Although it may seem hard for many to believe now, Leno and Letterman were regarded as somewhat equivalent peers in the late ‘70s--young comedians with unique new approaches to comedy who were gradually working their way into the industry’s mainstream.  But their paths quickly diverged.  Leno continued honing a rather toothless but technically perfect form of observational humor, an echo of George Carlin evacuated of any political edge and reduced to easily relatable tales of everyday incredulity and aggravation—(yet without the inflection of detached irony/Jewish pessimism that would propel Seinfeld to stardom in the ‘90s).  Letterman, on the other hand, collided the Newhart tradition of Midwestern understatement with the emerging wave of “anti-comedy” proliferating in the mid-70s.  When Andy Kaufmann got voted off SNL, for example, Letterman’s Late Show became his only national venue (until agreeing to have his “foreign man” character embalmed as Latka on Taxi).  The current wave of comic anti-performers (like Adult Swim’s “Tim and Eric”) arguably traces its origins to Chris Elliot’s early turns at dadaist ineptitude on Letterman.  Who was the most ardent champion of the fundamental, irrefutable comic genius of Beavis and Butthead?  Again, it was Letterman.

As we have all been reminded this week, Johnny Carson’s retirement resulted in Letterman losing the Tonight Show to Leno and moving to CBS.  Significantly, however, he stayed in New York City.  Since then, his already awkward relationship with the world of Hollywood puffery has only become increasingly strained (being stalked by a delusional schizophrenic and targeted by kidnappers probably didn’t help either). Dave seems to have 3 or 4 A-list stars he genuinely gets along with—the rest of the time it looks like he can’t wait for them to get off the stage. In an entertainment universe where everyone is a genius, Letterman has been a foundational architect of "snark"-- willing to make enemies and hold grudges in order to uphold certain standards of intelligence and/or decorum (Cher, Oprah, Madonna, Cripin Glover, Richard Simmons, and now River Phoenix rank among his more famous feuds).

I sang Letterman's praises a few weeks ago when rumors circulated CBS might fire him for his recent "sex scandal"--leaving us with only Conan's Tonight Show at 11:30.  But that wasn't a slam against O'Brien--just a recognition that CoCo in Burbank was NOT working.  Something was just off.  For one thing, the space was way too big for his persona—indeed, the stage seemed to swallow him as he entered each night.  Like the House of Jay, Conan’s set looked more like a tacky furniture showroom than a TV studio.  And as in his earliest days in front of the camera, there was the distraction of having a side-kick (Andy Richter) who can think faster on his feet than the host.

What O'Brien DID excel at was transitioning NBC's Late Show from the era of Letterman's boomer disaffection to the default irony of Gen-X-er's living in a world of the perpetually underwhelming. 
Like Letterman, his persona is one of awkward incompetence coupled with the hard truth that most of the movies, tv, and music we consume is crap…pure, unadulterated crap that makes everyone stupider day by day.
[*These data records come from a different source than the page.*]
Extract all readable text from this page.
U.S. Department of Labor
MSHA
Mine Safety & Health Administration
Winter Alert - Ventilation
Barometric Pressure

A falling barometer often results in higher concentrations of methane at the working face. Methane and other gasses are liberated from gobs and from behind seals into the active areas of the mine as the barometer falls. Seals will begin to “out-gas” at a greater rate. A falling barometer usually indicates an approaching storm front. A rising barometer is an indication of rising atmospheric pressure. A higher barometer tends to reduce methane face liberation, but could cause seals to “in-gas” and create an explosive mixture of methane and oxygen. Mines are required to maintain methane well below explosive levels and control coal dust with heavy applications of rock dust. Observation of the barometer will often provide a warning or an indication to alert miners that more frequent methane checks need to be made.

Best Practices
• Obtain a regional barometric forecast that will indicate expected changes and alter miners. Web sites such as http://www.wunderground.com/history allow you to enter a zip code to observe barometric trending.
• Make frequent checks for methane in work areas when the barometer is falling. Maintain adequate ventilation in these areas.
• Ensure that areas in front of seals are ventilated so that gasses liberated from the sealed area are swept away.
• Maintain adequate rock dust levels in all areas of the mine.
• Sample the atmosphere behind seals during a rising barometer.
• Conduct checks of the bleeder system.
That's a tough vein to mine when you've been moved from 30-Rock to the Universal City Walk.  You can't be the edgy, outsider, amateur rule-breaker when you are now expected to be THE MAN.  To have that relationship with Hollywood, you can’t be of Hollywood.  If Fox does sign him to a contract, all parties would be well advised to take the show back east.
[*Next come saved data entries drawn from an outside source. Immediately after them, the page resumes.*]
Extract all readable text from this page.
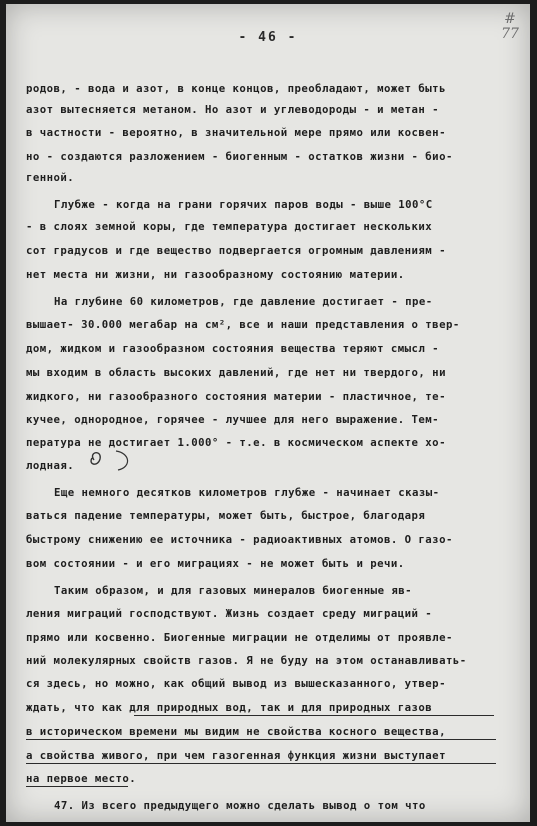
- 46 -
# 77
родов, - вода и азот, в конце концов, преобладают, может быть
азот вытесняется метаном. Но азот и углеводороды - и метан -
в частности - вероятно, в значительной мере прямо или косвен-
но - создаются разложением - биогенным - остатков жизни - био-
генной.
Глубже - когда на грани горячих паров воды - выше 100°С
- в слоях земной коры, где температура достигает нескольких
сот градусов и где вещество подвергается огромным давлениям -
нет места ни жизни, ни газообразному состоянию материи.
На глубине 60 километров, где давление достигает - пре-
вышает- 30.000 мегабар на см², все и наши представления о твер-
дом, жидком и газообразном состояния вещества теряют смысл -
мы входим в область высоких давлений, где нет ни твердого, ни
жидкого, ни газообразного состояния материи - пластичное, те-
кучее, однородное, горячее - лучшее для него выражение. Тем-
пература не достигает 1.000° - т.е. в космическом аспекте хо-
лодная.
Еще немного десятков километров глубже - начинает сказы-
ваться падение температуры, может быть, быстрое, благодаря
быстрому снижению ее источника - радиоактивных атомов. О газо-
вом состоянии - и его миграциях - не может быть и речи.
Таким образом, и для газовых минералов биогенные яв-
ления миграций господствуют. Жизнь создает среду миграций -
прямо или косвенно. Биогенные миграции не отделимы от проявле-
ний молекулярных свойств газов. Я не буду на этом останавливать-
ся здесь, но можно, как общий вывод из вышесказанного, утвер-
ждать, что как для природных вод, так и для природных газов
в историческом времени мы видим не свойства косного вещества,
а свойства живого, при чем газогенная функция жизни выступает
на первое место.
47. Из всего предыдущего можно сделать вывод о том что
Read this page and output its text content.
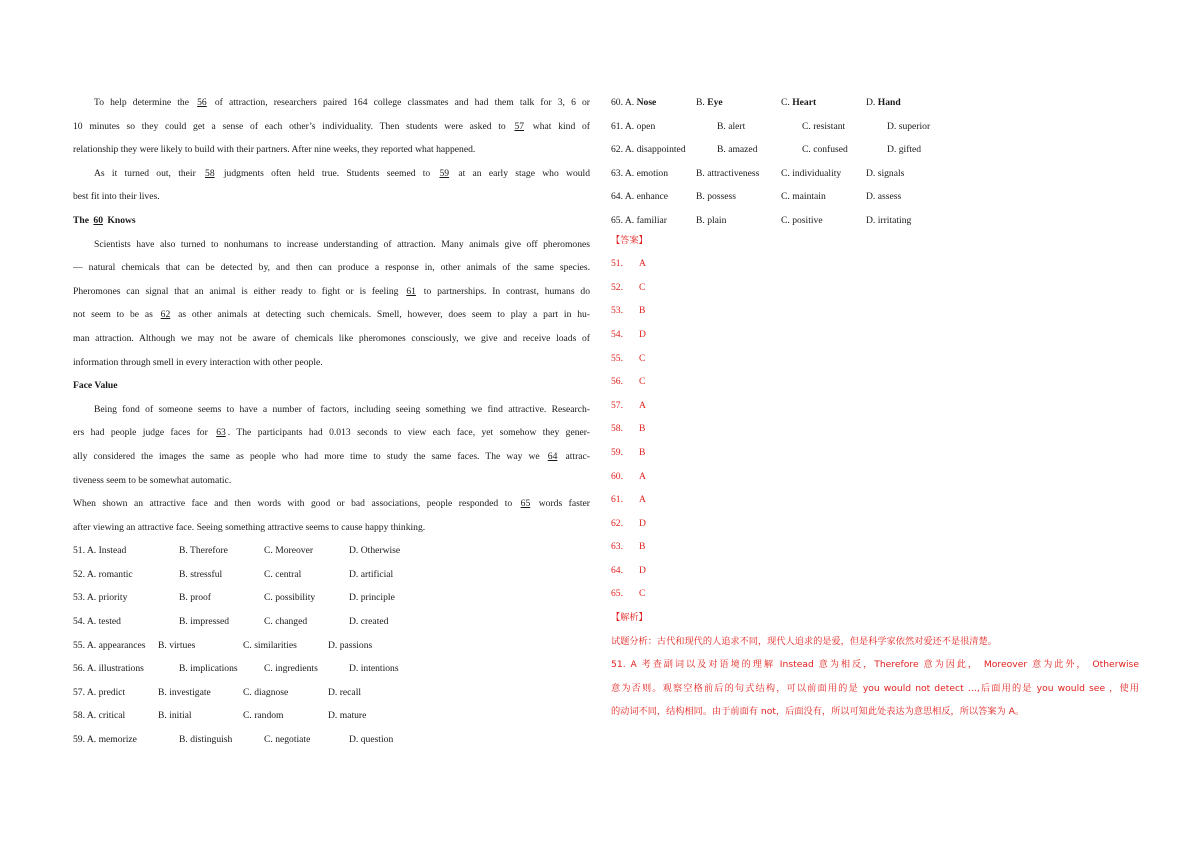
To help determine the 56 of attraction, researchers paired 164 college classmates and had them talk for 3, 6 or
10 minutes so they could get a sense of each other’s individuality. Then students were asked to 57 what kind of
relationship they were likely to build with their partners. After nine weeks, they reported what happened.
As it turned out, their 58 judgments often held true. Students seemed to 59 at an early stage who would
best fit into their lives.
The 60 Knows
Scientists have also turned to nonhumans to increase understanding of attraction. Many animals give off pheromones
— natural chemicals that can be detected by, and then can produce a response in, other animals of the same species.
Pheromones can signal that an animal is either ready to fight or is feeling 61 to partnerships. In contrast, humans do
not seem to be as 62 as other animals at detecting such chemicals. Smell, however, does seem to play a part in hu-
man attraction. Although we may not be aware of chemicals like pheromones consciously, we give and receive loads of
information through smell in every interaction with other people.
Face Value
Being fond of someone seems to have a number of factors, including seeing something we find attractive. Research-
ers had people judge faces for 63 . The participants had 0.013 seconds to view each face, yet somehow they gener-
ally considered the images the same as people who had more time to study the same faces. The way we 64 attrac-
tiveness seem to be somewhat automatic.
When shown an attractive face and then words with good or bad associations, people responded to 65 words faster
after viewing an attractive face. Seeing something attractive seems to cause happy thinking.
51. A. Instead	B. Therefore	C. Moreover	D. Otherwise
52. A. romantic	B. stressful	C. central	D. artificial
53. A. priority	B. proof	C. possibility	D. principle
54. A. tested	B. impressed	C. changed	D. created
55. A. appearances B. virtues	C. similarities	D. passions
56. A. illustrations	B. implications	C. ingredients	D. intentions
57. A. predict	B. investigate	C. diagnose	D. recall
58. A. critical	B. initial	C. random	D. mature
59. A. memorize	B. distinguish	C. negotiate	D. question
60. A. Nose	B. Eye	C. Heart	D. Hand
61. A. open	B. alert	C. resistant	D. superior
62. A. disappointed	B. amazed	C. confused	D. gifted
63. A. emotion	B. attractiveness C. individuality	D. signals
64. A. enhance	B. possess	C. maintain	D. assess
65. A. familiar	B. plain	C. positive	D. irritating
【答案】
51.	A
52.	C
53.	B
54.	D
55.	C
56.	C
57.	A
58.	B
59.	B
60.	A
61.	A
62.	D
63.	B
64.	D
65.	C
【解析】
试题分析：古代和现代的人追求不同，现代人追求的是爱，但是科学家依然对爱还不是很清楚。
51. A 考查副词以及对语境的理解 Instead 意为相反，Therefore 意为因此， Moreover 意为此外， Otherwise
意为否则。观察空格前后的句式结构，可以前面用的是 you would not detect …,后面用的是 you would see ，使用
的动词不同，结构相同。由于前面有 not，后面没有，所以可知此处表达为意思相反，所以答案为 A。
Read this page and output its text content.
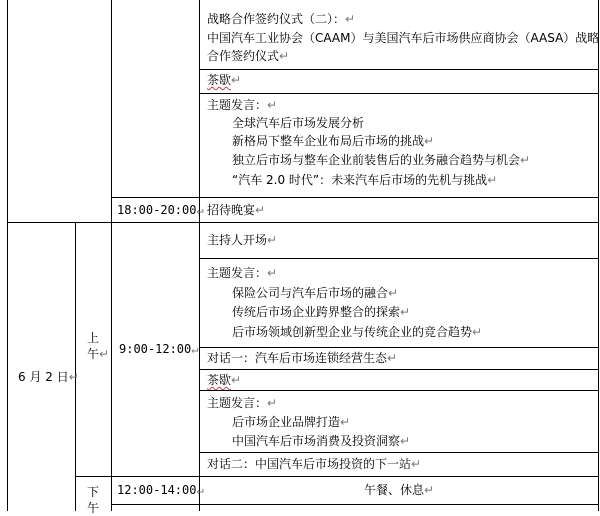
战略合作签约仪式（二）：↵
中国汽车工业协会（CAAM）与美国汽车后市场供应商协会（AASA）战略
合作签约仪式↵
茶歇↵
主题发言：↵
全球汽车后市场发展分析
新格局下整车企业布局后市场的挑战↵
独立后市场与整车企业前装售后的业务融合趋势与机会↵
“汽车 2.0 时代”：未来汽车后市场的先机与挑战↵
18:00-20:00↵ 招待晚宴↵
6 月 2 日↵
上
午↵ 9:00-12:00↵
主持人开场↵
主题发言：↵
保险公司与汽车后市场的融合↵
传统后市场企业跨界整合的探索↵
后市场领域创新型企业与传统企业的竞合趋势↵
对话一：汽车后市场连锁经营生态↵
茶歇↵
主题发言：↵
后市场企业品牌打造↵
中国汽车后市场消费及投资洞察↵
对话二：中国汽车后市场投资的下一站↵
下
午
12:00-14:00↵	午餐、休息↵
And this is where you have to hand it to Leno. He can laugh heartily and sincerely as rich celebrities tell tone-deaf anecdotes about the inconvenience of having a car accidentally towed from Rodeo Drive.  He can show up to work every day, year after year, to read stupid typos from po-dunk newspapers without slitting his wrists.  He can pretend the world sure is a mixed up, crazy place every night in his monologue, and then sit down and listen with apparently sincere interest as a celebutard-turned-"actress" describes how she prepared mentally to play a vampire cheerleader in some god-awful Si-Fi mini-series. And for that he deserves and will once again take up the mantle of The Tonight Show.  It's just incredible that NBC didn't see this coming five years ago.